BBM V Flex Chez Montpensier Finance, le fonds BBM V-Flex géré par Louis Abreu (80 M€ d’encours) s’appuie sur un double moteur :

– la gestion actions zone Euro BBM (Best Business Models) qui consiste à privilégier les grandes et moyennes valeurs offrant un potentiel attractif par rapport à leur notation, Cette dernière est estimée en fonction du positionnement de l’entreprise dans son cycle de vie avec quatre cas de figure: phase de croissance mature, phase de croissance rapide, phase de transition et processus de reprise d’activité suite à une restructuration. La méthode consiste à attribuer une note aux entre-prises qui est construite en fonction de critères quantitatifs, tels que la croissance du chiffre d’affaires, la solidité du bilan ou encore la visibilité et les risques (volatilité et liquidité). L’analyse de la dynamique sectorielle, l’environnement concurrentiel, les avantages compétitifs, la qualité du management ou encore les aspects environnementaux, sociaux et de gouvernance complètent la notation;

– ensuite la gestion flexible de l’exposition (méthode MMS – Montpensier Market Scan) s’appuie sur quatre piliers.
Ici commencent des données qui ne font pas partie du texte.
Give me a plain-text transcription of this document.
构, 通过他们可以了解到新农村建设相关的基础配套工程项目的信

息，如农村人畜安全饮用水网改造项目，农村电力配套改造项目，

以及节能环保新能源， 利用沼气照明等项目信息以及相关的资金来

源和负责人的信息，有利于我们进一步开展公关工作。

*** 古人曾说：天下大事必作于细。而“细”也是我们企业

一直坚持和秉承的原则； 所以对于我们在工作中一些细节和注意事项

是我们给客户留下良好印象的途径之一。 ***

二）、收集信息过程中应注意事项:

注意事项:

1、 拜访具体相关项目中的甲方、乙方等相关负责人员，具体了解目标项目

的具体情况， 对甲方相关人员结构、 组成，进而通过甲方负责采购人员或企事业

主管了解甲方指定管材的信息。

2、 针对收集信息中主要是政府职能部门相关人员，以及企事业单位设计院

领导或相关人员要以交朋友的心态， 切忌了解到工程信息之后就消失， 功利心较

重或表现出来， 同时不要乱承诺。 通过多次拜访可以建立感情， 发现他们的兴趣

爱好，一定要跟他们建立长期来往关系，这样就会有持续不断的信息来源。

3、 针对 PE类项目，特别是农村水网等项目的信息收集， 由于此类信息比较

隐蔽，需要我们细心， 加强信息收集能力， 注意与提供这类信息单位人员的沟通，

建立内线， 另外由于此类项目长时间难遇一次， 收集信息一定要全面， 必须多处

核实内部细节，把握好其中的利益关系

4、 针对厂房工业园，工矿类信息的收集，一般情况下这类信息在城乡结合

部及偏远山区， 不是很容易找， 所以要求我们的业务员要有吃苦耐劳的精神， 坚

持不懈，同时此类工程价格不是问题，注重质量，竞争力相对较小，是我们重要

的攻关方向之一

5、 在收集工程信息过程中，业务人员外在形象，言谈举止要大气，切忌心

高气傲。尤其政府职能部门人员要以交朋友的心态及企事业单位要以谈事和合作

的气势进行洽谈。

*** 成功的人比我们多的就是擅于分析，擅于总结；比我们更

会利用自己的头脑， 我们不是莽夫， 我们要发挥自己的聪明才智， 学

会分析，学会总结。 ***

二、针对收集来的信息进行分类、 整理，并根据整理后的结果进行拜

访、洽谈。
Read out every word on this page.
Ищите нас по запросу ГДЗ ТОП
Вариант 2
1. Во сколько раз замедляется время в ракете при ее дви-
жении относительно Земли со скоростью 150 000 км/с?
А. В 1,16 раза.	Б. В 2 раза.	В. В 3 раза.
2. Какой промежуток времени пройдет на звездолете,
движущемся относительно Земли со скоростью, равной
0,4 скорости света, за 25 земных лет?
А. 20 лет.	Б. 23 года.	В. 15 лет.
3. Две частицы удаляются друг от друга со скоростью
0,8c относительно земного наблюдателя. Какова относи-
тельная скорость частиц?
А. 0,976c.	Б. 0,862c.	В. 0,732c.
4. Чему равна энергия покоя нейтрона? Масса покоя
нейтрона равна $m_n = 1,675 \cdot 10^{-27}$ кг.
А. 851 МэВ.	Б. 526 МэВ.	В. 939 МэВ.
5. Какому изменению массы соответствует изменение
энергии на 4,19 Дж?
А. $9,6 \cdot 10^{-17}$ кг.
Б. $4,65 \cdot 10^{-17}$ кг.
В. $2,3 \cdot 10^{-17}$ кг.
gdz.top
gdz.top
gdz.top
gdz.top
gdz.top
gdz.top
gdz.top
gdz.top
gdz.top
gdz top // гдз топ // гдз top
Le premier est le momentum économique apprécié via les indicateurs de référence. L’objectif est d’estimer la dynamique macroéconomique d’un pays ou d’une zone géographique en s’appuyant sur les statistiques économiques. Le deuxième pilier est la dynamique des politiques monétaires des grandes banques centrales. La valorisation des marchés est le troisième pilier (dynamique des résultats des entreprises pour estimer le potentiel des marchés). Enfin, le quatrième pilier est la dynamique des marchés et particulièrement l’analyse des flux qui vont — ou non — nourrir une hausse de marché. A cette méthode propriétaire est associé un conseil spécifique de CBT Gestion qui consiste à déduire de l’observation de l’indice de volatilité implicite VIX un niveau d’exposition recommandé.

Les deux tiers des valeurs retenues sont des grandes capitalisations et les secteurs privilégiés par conviction sont les bancaires, la technologie, l’industrie (avec sélectivité) et les médias.